Solo le basto leer la primera línea para que su corazón de detuviera, cada letra era un pequeño puñal que rasgaba la carne de una herida que estaba muy lejos de cicatrizar, podía sentir el dolor en pecho, un dolor punzante que no le permitía respirar, entonces notó que un disco acompañaba la carta, lo puso, y al primer acorde todas emociones se agolparon en sus ojos, lagrimas contenidas de meses de espera salieron en un segundo, decir que nublaban su vista era poco, no veía nada, solo sentía, sentía su corazón latiendo aceleradamente era consciente de su cuerpo, incontables lagrimas bañaban sus mejillas, las sentía quemarse bajo el líquido que escurría y sus ojos enrojecidos estaban lejos de ser bellos, sentía fluidos escurrir por su nariz, mientras hacía inútiles esfuerzos por recogerlos con un pañuelo que colapsaba, su pecho casi convulsionaba en un frenético subir y bajar en busca de un oxigeno que parecía no llegar, cada bocanada de aire quemaba su boca que poco a poco había comenzado a hincharse. No era ni la sombra de la mujer que sonreía minutos antes, tantas fueron las lágrimas que ni siquiera quedo rastro del maquillaje.

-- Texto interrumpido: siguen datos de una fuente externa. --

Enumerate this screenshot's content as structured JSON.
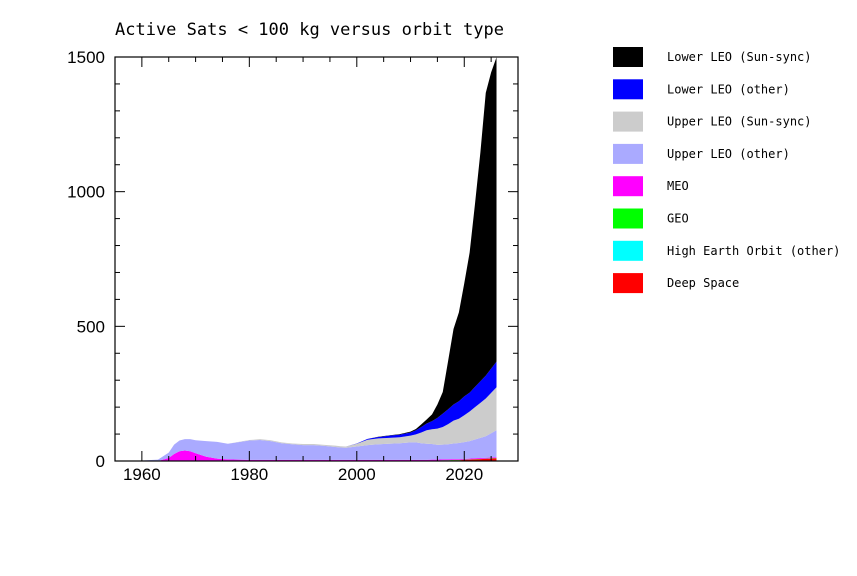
{
  "chart_data": {
    "type": "area",
    "title": "Active Sats < 100 kg versus orbit type",
    "xlabel": "",
    "ylabel": "",
    "xlim": [
      1955,
      2030
    ],
    "ylim": [
      0,
      1500
    ],
    "x_ticks": [
      1960,
      1980,
      2000,
      2020
    ],
    "y_ticks": [
      0,
      500,
      1000,
      1500
    ],
    "x_tick_labels": [
      "1960",
      "1980",
      "2000",
      "2020"
    ],
    "y_tick_labels": [
      "0",
      "500",
      "1000",
      "1500"
    ],
    "stacking": "stacked",
    "legend_position": "right",
    "grid": false,
    "x": [
      1957,
      1960,
      1963,
      1965,
      1966,
      1967,
      1968,
      1969,
      1970,
      1972,
      1974,
      1976,
      1978,
      1980,
      1982,
      1984,
      1986,
      1988,
      1990,
      1992,
      1994,
      1996,
      1997,
      1998,
      2000,
      2002,
      2004,
      2006,
      2008,
      2010,
      2011,
      2012,
      2013,
      2014,
      2015,
      2016,
      2017,
      2018,
      2019,
      2020,
      2021,
      2022,
      2023,
      2024,
      2025,
      2026
    ],
    "series": [
      {
        "name": "Deep Space",
        "color": "#ff0000",
        "values": [
          0,
          0,
          0,
          0,
          0,
          0,
          0,
          0,
          0,
          0,
          0,
          0,
          0,
          0,
          0,
          0,
          0,
          0,
          0,
          0,
          0,
          0,
          0,
          0,
          0,
          0,
          0,
          0,
          0,
          0,
          0,
          0,
          0,
          1,
          1,
          2,
          2,
          3,
          3,
          4,
          5,
          6,
          7,
          8,
          9,
          10
        ]
      },
      {
        "name": "High Earth Orbit (other)",
        "color": "#00ffff",
        "values": [
          0,
          0,
          0,
          0,
          0,
          0,
          0,
          0,
          0,
          0,
          0,
          0,
          0,
          0,
          0,
          0,
          0,
          0,
          0,
          0,
          0,
          0,
          0,
          0,
          0,
          0,
          0,
          0,
          0,
          0,
          0,
          0,
          0,
          0,
          0,
          0,
          0,
          0,
          0,
          0,
          0,
          0,
          0,
          0,
          0,
          0
        ]
      },
      {
        "name": "GEO",
        "color": "#00ff00",
        "values": [
          0,
          0,
          0,
          1,
          1,
          1,
          1,
          1,
          1,
          1,
          1,
          1,
          1,
          1,
          1,
          1,
          1,
          1,
          1,
          1,
          1,
          1,
          1,
          1,
          1,
          1,
          1,
          1,
          1,
          1,
          1,
          1,
          1,
          1,
          1,
          1,
          1,
          1,
          1,
          1,
          1,
          1,
          1,
          1,
          1,
          1
        ]
      },
      {
        "name": "MEO",
        "color": "#ff00ff",
        "values": [
          0,
          0,
          0,
          10,
          25,
          35,
          38,
          35,
          28,
          15,
          8,
          5,
          4,
          3,
          3,
          3,
          3,
          3,
          3,
          3,
          3,
          3,
          3,
          3,
          3,
          3,
          3,
          3,
          3,
          3,
          3,
          3,
          3,
          3,
          3,
          3,
          3,
          3,
          3,
          3,
          3,
          3,
          3,
          3,
          3,
          3
        ]
      },
      {
        "name": "Upper LEO (other)",
        "color": "#aaaaff",
        "values": [
          1,
          2,
          5,
          20,
          35,
          40,
          42,
          45,
          48,
          58,
          62,
          58,
          65,
          72,
          74,
          70,
          62,
          58,
          55,
          55,
          52,
          48,
          46,
          45,
          50,
          55,
          58,
          60,
          62,
          65,
          65,
          62,
          60,
          58,
          55,
          55,
          56,
          58,
          60,
          62,
          65,
          70,
          75,
          80,
          90,
          100
        ]
      },
      {
        "name": "Upper LEO (Sun-sync)",
        "color": "#cccccc",
        "values": [
          0,
          0,
          0,
          0,
          0,
          0,
          0,
          0,
          0,
          0,
          0,
          0,
          1,
          2,
          3,
          3,
          3,
          3,
          4,
          4,
          4,
          5,
          5,
          5,
          10,
          20,
          22,
          22,
          22,
          25,
          30,
          40,
          50,
          55,
          60,
          65,
          75,
          85,
          90,
          100,
          110,
          120,
          130,
          140,
          150,
          160
        ]
      },
      {
        "name": "Lower LEO (other)",
        "color": "#0000ff",
        "values": [
          0,
          0,
          0,
          0,
          0,
          0,
          0,
          0,
          0,
          0,
          0,
          0,
          0,
          0,
          0,
          0,
          0,
          0,
          0,
          0,
          0,
          0,
          0,
          0,
          1,
          3,
          5,
          8,
          10,
          12,
          15,
          20,
          25,
          30,
          40,
          50,
          55,
          60,
          65,
          70,
          70,
          75,
          80,
          85,
          90,
          95
        ]
      },
      {
        "name": "Lower LEO (Sun-sync)",
        "color": "#000000",
        "values": [
          0,
          0,
          0,
          0,
          0,
          0,
          0,
          0,
          0,
          0,
          0,
          0,
          0,
          0,
          0,
          0,
          0,
          0,
          0,
          0,
          0,
          0,
          0,
          0,
          0,
          0,
          1,
          1,
          2,
          3,
          5,
          10,
          15,
          25,
          50,
          80,
          180,
          280,
          330,
          420,
          520,
          680,
          850,
          1050,
          1100,
          1130
        ]
      }
    ]
  }
}
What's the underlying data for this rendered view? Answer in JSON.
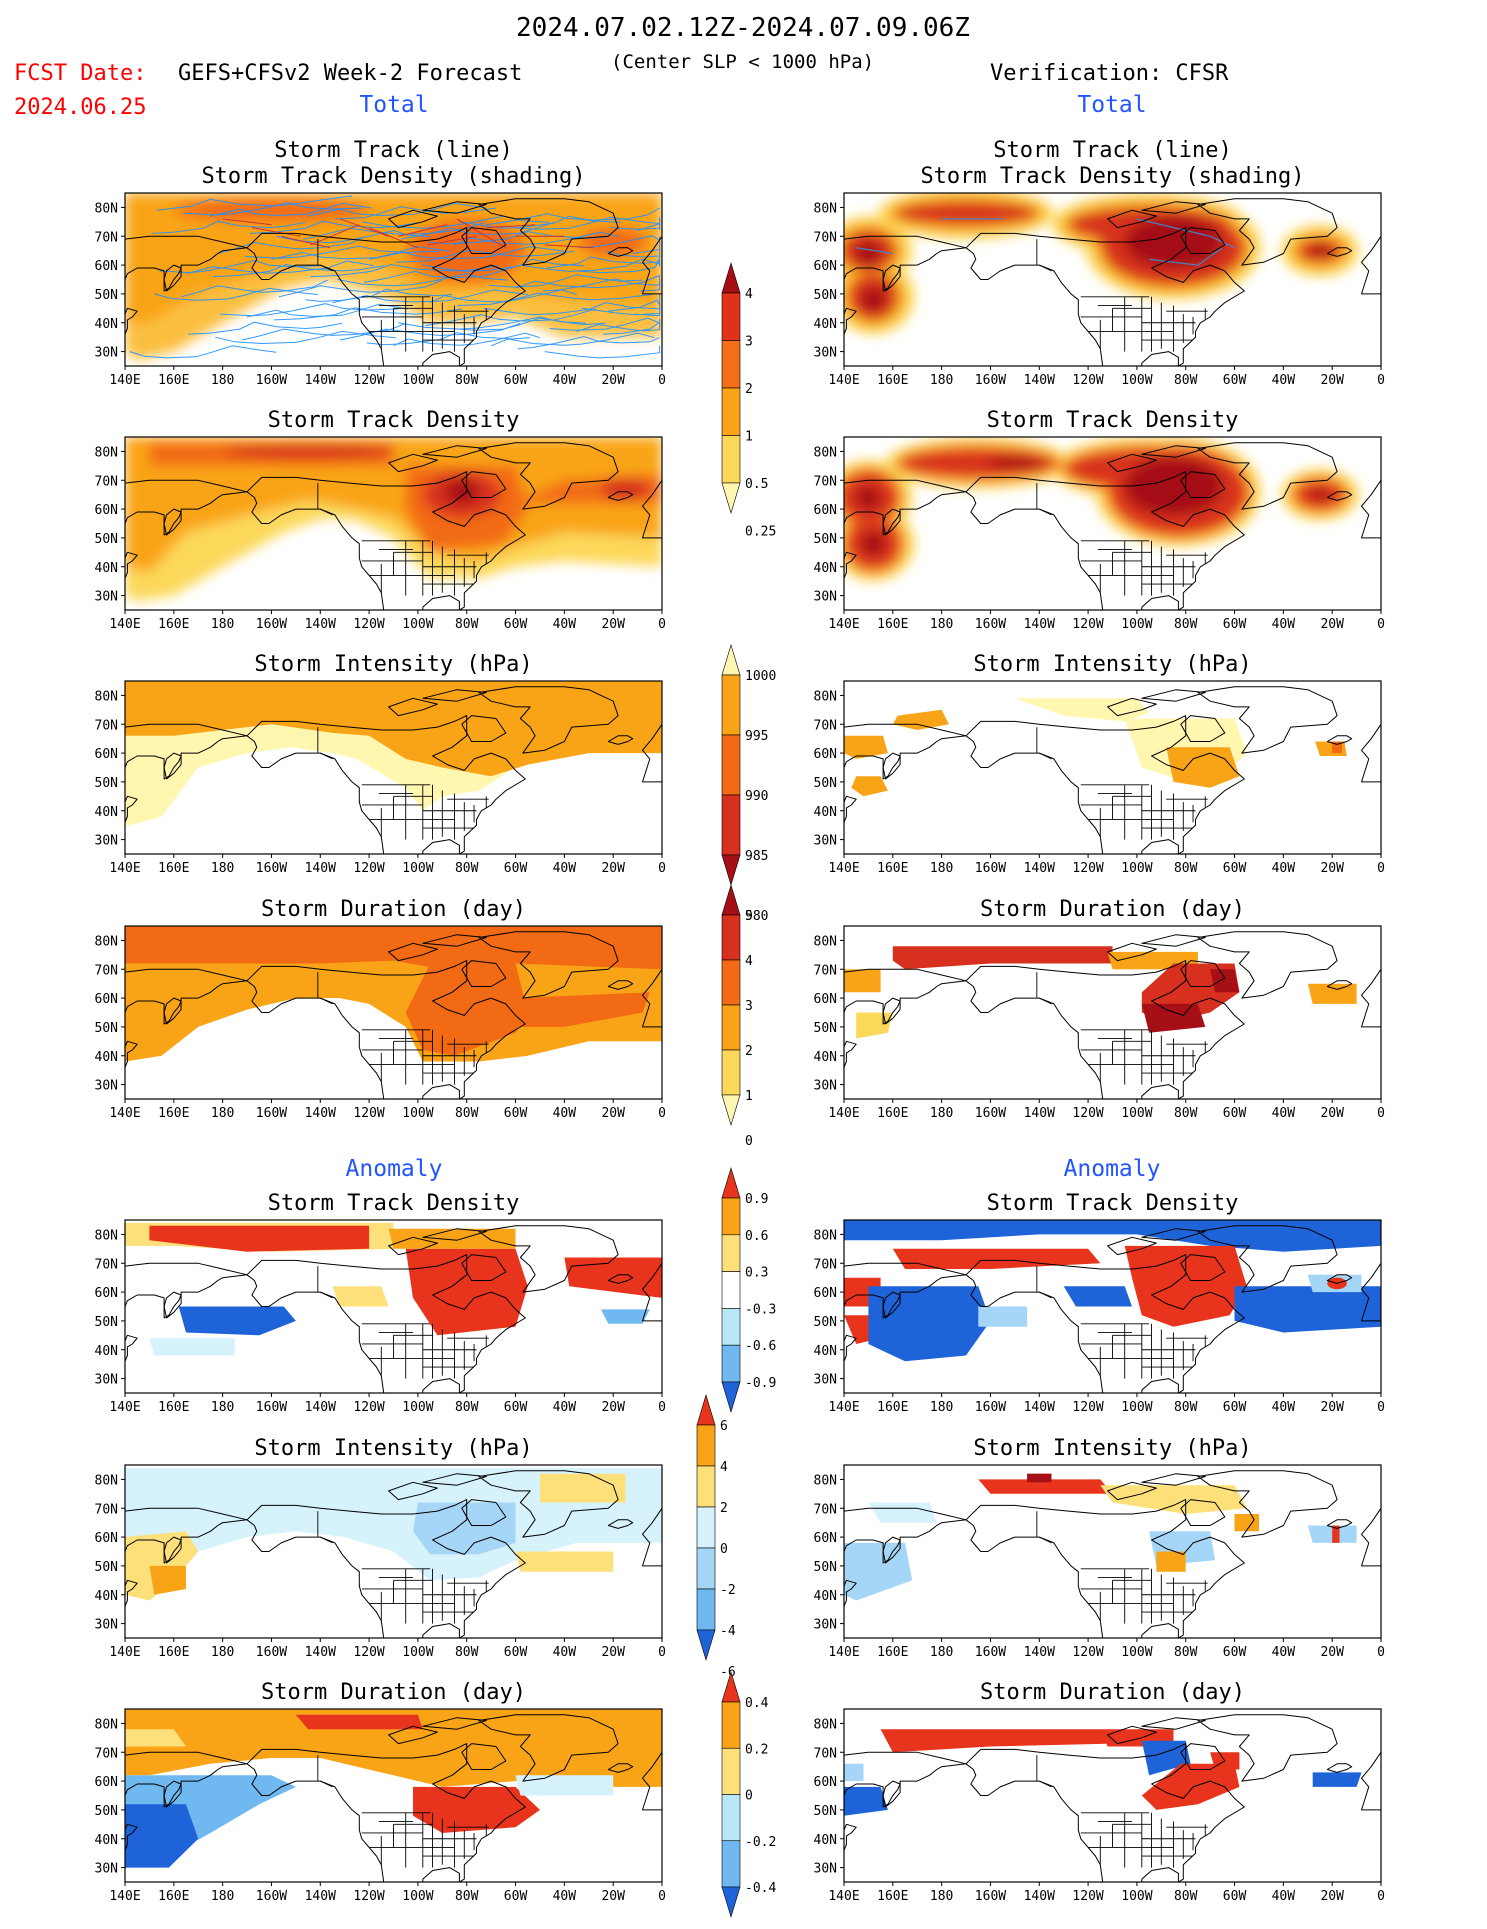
{
  "header": {
    "period": "2024.07.02.12Z-2024.07.09.06Z",
    "fcst_label": "FCST Date:",
    "fcst_date": "2024.06.25",
    "forecast_title": "GEFS+CFSv2 Week-2 Forecast",
    "criterion": "(Center SLP < 1000 hPa)",
    "verification": "Verification: CFSR"
  },
  "sections": {
    "total": "Total",
    "anomaly": "Anomaly"
  },
  "axes": {
    "lon_ticks": [
      "140E",
      "160E",
      "180",
      "160W",
      "140W",
      "120W",
      "100W",
      "80W",
      "60W",
      "40W",
      "20W",
      "0"
    ],
    "lat_ticks": [
      "80N",
      "70N",
      "60N",
      "50N",
      "40N",
      "30N"
    ]
  },
  "rows": [
    {
      "id": "track",
      "title_line1": "Storm Track (line)",
      "title_line2": "Storm Track Density (shading)"
    },
    {
      "id": "density",
      "title_line1": "Storm Track Density"
    },
    {
      "id": "intensity",
      "title_line1": "Storm Intensity (hPa)"
    },
    {
      "id": "duration",
      "title_line1": "Storm Duration (day)"
    },
    {
      "id": "anom_density",
      "title_line1": "Storm Track Density"
    },
    {
      "id": "anom_intensity",
      "title_line1": "Storm Intensity (hPa)"
    },
    {
      "id": "anom_duration",
      "title_line1": "Storm Duration (day)"
    }
  ],
  "colorbars": [
    {
      "id": "cb-density",
      "labels": [
        "4",
        "3",
        "2",
        "1",
        "0.5",
        "0.25"
      ],
      "colors": [
        "#a50f15",
        "#e03219",
        "#f46d17",
        "#f9a417",
        "#fcd85a",
        "#fff6b0"
      ]
    },
    {
      "id": "cb-intensity",
      "labels": [
        "1000",
        "995",
        "990",
        "985",
        "980"
      ],
      "colors": [
        "#fff6b0",
        "#f9a417",
        "#f26a14",
        "#d7301f",
        "#a50f15"
      ]
    },
    {
      "id": "cb-duration",
      "labels": [
        "5",
        "4",
        "3",
        "2",
        "1",
        "0"
      ],
      "colors": [
        "#a50f15",
        "#d7301f",
        "#f26a14",
        "#f9a417",
        "#fcd85a",
        "#fff6b0"
      ]
    },
    {
      "id": "cb-anom-density",
      "labels": [
        "0.9",
        "0.6",
        "0.3",
        "-0.3",
        "-0.6",
        "-0.9"
      ],
      "colors": [
        "#e8341c",
        "#f9a417",
        "#fde07a",
        "#ffffff",
        "#b8e8f8",
        "#6fb8f0",
        "#1f63d8"
      ]
    },
    {
      "id": "cb-anom-intensity",
      "labels": [
        "6",
        "4",
        "2",
        "0",
        "-2",
        "-4",
        "-6"
      ],
      "colors": [
        "#e8341c",
        "#f9a417",
        "#fde07a",
        "#d6f2fb",
        "#a6d6f7",
        "#6fb8f0",
        "#1f63d8"
      ]
    },
    {
      "id": "cb-anom-duration",
      "labels": [
        "0.4",
        "0.2",
        "0",
        "-0.2",
        "-0.4"
      ],
      "colors": [
        "#e8341c",
        "#f9a417",
        "#fde07a",
        "#b8e8f8",
        "#6fb8f0",
        "#1f63d8"
      ]
    }
  ],
  "palette": {
    "title_red": "#ff0000",
    "section_blue": "#2255ff",
    "track_line": "#1e90ff"
  }
}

Y en su mente los versos de la canción: Ven a mí, pero a donde ir. Tomo aire un segundo y releyó el papel que envolvía el disco: esto te pertenece, asumo que lo escribía al momento del accidente, lamento no habértelo hecho llegar cuando correspondía.
Y re-emprendió el llanto de una forma más frenética aun, ya ni siquiera sentía el aire entrar solo sus lagrimas ahogándola.